Hoping the shop had not been bombed, she decided to make her way to Primrose Bridal. She still had the back door key. She would wait for Mrs. Crofton there or poke about her desk, looking for the woman’s home address. Surely Mrs. Crofton would understand the need to do such a bold thing.

 

Emmy quickened her steps, impatient to take what she needed out of the flat and get to the bridal shop.

 

She arrived back home as the sun dipped low in the sky. Emmy pulled a travel bag from Mum’s wardrobe and added to it the contents of her mother’s top bureau drawer, which included her stockings, a nightgown, a felt-lined jewelry box, and a few trinkets.
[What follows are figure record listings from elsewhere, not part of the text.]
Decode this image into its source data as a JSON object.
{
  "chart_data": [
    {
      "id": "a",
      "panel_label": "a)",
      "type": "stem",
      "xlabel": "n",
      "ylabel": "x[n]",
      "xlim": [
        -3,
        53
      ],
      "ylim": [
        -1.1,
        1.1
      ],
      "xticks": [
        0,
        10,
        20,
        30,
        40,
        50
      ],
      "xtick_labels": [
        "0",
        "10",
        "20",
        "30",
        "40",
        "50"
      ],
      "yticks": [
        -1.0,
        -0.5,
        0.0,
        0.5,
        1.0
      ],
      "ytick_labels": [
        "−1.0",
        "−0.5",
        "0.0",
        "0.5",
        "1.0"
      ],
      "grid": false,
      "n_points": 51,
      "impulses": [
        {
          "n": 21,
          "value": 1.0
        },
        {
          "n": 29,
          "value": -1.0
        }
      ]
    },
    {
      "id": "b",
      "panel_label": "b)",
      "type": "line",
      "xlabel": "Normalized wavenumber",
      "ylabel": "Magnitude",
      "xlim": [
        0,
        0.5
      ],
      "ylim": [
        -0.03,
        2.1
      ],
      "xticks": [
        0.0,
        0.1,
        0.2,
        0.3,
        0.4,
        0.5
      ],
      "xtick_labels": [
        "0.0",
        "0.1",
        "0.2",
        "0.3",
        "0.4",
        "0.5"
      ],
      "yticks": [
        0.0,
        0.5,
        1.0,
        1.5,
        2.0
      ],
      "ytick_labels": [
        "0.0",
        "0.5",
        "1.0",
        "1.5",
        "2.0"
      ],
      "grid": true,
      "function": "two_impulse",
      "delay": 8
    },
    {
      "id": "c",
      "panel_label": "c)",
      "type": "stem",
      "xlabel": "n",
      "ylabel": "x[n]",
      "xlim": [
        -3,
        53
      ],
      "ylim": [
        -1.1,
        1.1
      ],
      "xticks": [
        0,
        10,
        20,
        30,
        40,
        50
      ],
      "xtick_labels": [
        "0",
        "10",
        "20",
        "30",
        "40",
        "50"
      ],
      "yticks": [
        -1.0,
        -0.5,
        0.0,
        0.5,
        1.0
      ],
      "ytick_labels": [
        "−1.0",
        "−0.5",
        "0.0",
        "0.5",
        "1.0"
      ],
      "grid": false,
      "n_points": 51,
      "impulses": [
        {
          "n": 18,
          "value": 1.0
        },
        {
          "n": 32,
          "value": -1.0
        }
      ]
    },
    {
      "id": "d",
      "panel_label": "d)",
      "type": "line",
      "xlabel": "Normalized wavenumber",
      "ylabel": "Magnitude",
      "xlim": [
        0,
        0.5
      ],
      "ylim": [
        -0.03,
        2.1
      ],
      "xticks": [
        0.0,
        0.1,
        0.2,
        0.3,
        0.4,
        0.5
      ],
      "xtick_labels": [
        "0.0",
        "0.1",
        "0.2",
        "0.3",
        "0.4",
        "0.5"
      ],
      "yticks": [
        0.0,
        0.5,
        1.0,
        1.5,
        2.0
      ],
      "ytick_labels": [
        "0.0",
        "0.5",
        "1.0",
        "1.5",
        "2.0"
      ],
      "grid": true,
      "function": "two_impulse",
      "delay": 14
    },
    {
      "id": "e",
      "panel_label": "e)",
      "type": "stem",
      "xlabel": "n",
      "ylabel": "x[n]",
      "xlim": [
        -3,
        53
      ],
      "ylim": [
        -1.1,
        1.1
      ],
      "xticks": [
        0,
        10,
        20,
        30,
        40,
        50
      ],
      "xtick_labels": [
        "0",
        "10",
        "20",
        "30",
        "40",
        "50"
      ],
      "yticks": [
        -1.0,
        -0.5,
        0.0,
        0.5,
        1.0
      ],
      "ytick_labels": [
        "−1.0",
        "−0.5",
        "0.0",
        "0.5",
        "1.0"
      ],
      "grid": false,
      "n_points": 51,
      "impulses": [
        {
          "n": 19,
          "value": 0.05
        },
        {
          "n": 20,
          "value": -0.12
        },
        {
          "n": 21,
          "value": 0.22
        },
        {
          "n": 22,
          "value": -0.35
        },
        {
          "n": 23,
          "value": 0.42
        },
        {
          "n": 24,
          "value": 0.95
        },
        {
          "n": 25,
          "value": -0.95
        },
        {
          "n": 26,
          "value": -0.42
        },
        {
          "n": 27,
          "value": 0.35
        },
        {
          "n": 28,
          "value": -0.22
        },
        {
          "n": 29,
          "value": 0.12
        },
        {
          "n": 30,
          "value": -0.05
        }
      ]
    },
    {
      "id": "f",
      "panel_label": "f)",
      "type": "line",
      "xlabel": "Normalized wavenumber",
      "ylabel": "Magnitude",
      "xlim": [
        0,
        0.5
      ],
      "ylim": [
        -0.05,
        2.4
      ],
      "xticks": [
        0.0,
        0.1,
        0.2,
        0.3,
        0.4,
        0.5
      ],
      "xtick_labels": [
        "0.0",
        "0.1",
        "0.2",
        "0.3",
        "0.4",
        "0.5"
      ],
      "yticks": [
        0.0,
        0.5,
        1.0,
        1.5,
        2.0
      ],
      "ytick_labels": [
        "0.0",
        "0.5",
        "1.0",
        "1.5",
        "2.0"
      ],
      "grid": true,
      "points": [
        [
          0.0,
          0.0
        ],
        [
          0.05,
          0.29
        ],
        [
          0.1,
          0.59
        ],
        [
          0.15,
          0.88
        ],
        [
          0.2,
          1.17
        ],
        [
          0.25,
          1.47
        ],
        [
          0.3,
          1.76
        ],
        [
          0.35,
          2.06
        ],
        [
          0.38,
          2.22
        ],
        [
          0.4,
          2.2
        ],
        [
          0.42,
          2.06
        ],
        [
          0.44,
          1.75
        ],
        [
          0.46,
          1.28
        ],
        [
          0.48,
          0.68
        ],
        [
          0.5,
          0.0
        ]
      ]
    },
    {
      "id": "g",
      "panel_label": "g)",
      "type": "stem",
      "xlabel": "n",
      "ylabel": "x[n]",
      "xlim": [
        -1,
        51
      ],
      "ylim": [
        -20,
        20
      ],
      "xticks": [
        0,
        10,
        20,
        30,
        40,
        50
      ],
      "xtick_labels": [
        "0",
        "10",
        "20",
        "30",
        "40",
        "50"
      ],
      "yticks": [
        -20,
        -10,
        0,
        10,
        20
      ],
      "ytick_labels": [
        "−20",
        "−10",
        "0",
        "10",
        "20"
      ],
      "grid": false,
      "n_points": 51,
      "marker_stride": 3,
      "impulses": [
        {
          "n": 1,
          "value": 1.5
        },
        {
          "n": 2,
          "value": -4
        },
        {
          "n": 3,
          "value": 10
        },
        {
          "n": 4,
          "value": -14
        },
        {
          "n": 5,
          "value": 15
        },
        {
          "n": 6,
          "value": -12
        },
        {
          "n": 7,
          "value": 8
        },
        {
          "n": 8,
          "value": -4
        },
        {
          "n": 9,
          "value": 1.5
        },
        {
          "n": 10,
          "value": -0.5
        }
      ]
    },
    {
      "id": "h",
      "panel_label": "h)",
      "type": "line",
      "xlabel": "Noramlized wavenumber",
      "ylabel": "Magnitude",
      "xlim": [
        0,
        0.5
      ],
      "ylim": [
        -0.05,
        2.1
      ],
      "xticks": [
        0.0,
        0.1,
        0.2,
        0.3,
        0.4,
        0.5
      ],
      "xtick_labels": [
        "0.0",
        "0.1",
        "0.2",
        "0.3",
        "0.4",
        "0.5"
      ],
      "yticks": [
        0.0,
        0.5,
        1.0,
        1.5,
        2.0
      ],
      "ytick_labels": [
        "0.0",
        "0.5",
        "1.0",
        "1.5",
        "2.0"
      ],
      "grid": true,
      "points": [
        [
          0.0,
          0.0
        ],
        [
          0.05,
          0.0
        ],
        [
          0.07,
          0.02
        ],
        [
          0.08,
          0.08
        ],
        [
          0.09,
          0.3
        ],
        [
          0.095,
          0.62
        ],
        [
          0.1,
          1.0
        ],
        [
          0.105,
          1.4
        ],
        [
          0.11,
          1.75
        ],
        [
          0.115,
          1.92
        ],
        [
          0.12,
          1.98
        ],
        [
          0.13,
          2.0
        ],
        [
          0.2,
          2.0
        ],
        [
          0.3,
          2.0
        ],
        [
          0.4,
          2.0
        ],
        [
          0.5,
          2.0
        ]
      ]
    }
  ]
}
She also stuffed inside three of her mother’s dresses, a pair of her slacks, gloves, and a pair of heeled shoes. Next, Emmy went into her old bedroom and took the remaining undergarments she had left behind, a few of Julia’s clothes so that when she found her sister, she’d have clean clothes to wear. Back downstairs, Emmy grabbed her satchel and tossed what was left of Thea’s food stores inside—and the hammer—and ran out of the flat and down the deserted street.

 

The sun was nearly gone from the horizon.

 

Emmy doubled her speed, running haphazardly with her awkward load.

 

Let it be standing, Emmy whispered to the heavens. Let Primrose still be there.

 

She covered the four blocks to the shop in less than ten minutes, dodging debris and collecting stares all along the way. She reached the street and her heart plummeted to her knees. The building on the corner of the street was a smoking hulk.

 

But Primrose, four buildings down on the opposite side, still stood among the ruins.